We had signed up for a post-cruise extension in Paris with some of the group, and it was then that I succumbed. I was not happy. The next day we got antibiotics and were just well enough to wander around Paris during the afternoons for another nine days. More than three weeks later from our April
1st departure, we were back in our own bed with more antibiotics. Finally it was May, and I was able to garden. It was also time to head to Holland.

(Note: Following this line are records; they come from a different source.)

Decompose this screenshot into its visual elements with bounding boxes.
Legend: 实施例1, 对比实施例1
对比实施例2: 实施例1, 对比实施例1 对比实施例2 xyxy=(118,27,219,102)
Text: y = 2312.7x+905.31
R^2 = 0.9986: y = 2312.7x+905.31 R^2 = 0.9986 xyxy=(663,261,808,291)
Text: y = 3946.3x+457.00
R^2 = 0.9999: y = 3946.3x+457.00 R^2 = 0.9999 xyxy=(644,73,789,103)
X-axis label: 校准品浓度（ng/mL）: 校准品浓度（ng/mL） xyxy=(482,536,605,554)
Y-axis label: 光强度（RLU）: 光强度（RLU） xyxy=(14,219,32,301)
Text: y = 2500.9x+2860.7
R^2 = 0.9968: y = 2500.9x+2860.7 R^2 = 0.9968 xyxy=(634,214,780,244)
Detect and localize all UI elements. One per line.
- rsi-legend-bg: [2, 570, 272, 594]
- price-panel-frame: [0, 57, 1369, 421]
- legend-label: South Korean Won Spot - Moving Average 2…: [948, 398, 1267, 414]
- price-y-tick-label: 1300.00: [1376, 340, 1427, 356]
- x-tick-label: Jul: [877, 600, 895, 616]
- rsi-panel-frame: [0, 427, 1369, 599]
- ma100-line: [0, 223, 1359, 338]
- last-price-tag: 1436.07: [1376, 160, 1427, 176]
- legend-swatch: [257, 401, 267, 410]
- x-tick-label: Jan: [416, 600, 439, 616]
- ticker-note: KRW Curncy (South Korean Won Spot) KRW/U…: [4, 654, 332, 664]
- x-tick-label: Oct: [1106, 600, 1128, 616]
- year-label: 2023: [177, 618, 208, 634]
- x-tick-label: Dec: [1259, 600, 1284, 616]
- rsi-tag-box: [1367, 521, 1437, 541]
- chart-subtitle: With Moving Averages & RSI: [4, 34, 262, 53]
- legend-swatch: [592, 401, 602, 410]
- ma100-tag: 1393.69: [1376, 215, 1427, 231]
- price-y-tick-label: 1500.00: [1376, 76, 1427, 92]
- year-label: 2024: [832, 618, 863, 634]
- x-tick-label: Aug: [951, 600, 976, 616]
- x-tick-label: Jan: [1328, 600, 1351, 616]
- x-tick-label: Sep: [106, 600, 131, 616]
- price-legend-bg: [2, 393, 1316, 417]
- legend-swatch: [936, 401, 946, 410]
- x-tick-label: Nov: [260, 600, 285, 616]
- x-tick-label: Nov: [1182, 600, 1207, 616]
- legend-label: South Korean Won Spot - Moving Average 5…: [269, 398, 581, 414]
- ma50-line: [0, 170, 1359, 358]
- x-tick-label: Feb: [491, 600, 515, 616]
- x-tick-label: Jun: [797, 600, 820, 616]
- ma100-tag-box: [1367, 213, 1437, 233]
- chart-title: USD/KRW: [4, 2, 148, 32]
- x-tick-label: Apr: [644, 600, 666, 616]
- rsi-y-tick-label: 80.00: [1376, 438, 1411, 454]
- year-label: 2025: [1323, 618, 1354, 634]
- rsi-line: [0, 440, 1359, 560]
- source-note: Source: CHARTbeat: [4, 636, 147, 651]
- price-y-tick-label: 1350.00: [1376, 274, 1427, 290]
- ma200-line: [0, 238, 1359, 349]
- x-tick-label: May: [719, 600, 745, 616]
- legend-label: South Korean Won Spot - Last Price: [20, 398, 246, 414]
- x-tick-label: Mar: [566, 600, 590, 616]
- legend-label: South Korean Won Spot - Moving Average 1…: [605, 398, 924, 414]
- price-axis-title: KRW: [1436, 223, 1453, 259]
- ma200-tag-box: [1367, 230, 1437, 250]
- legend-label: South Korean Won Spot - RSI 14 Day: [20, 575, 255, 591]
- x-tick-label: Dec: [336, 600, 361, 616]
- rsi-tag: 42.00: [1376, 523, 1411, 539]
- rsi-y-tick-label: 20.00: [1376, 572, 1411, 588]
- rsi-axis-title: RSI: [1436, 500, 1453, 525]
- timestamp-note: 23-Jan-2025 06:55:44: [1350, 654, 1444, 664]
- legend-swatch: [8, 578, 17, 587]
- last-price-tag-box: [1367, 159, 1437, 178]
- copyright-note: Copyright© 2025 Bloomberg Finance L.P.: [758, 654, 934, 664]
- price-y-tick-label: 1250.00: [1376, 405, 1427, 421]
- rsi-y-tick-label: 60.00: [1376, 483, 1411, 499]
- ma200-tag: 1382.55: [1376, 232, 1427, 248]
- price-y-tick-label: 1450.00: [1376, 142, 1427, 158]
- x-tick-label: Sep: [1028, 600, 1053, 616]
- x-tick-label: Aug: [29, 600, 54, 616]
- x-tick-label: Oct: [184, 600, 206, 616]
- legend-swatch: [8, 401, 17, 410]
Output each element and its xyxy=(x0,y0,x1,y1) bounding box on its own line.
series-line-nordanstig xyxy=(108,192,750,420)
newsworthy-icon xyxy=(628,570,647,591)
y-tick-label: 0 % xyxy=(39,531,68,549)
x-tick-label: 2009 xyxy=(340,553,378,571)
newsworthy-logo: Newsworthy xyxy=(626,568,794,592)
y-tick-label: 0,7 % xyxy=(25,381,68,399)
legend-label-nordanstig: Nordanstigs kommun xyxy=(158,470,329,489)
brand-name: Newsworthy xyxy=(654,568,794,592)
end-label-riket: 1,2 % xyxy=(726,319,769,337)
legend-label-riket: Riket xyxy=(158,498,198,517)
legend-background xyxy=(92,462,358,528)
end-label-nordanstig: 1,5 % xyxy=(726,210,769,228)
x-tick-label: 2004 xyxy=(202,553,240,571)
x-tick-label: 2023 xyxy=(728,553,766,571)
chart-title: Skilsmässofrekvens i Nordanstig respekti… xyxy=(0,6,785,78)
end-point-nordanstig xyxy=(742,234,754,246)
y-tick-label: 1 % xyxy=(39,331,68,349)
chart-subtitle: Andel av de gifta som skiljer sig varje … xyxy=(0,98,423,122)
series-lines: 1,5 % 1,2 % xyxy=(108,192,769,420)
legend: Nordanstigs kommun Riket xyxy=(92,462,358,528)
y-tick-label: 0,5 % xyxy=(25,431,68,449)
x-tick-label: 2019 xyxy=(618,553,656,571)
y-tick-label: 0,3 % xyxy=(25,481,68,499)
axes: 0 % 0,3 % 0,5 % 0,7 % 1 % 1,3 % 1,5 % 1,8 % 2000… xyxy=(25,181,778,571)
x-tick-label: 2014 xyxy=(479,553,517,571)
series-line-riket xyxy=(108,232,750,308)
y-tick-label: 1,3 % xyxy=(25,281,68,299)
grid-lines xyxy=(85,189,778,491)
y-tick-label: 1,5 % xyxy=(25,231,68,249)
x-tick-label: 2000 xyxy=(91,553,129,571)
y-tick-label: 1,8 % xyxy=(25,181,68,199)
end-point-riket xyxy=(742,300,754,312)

Bob had not wanted to spend his winter recovering in Holland, so we hadn’t been to the condo at all in 2014 until mid-May. It was wonderful to be back at our “happy place,” as Bob’s oldest daughter calls it, until I fell over a heavy wooden crate in the middle of the night. I injured the top of my foot; it had a huge lump and was purple and swollen. The doctor at convenient care x-rayed it, said it wasn’t broken, and predicted that it would take six weeks to heal. (He was right, although it continues to swell and be sore to the touch.) Hobbled or not, too soon we needed to return to Savoy to get ready for Amy’s and the twins arrival from Las Vegas and Bethany’s arrival from Vermont. Grandson Jeremiah was getting married to the smart, talented, and pretty Betsy.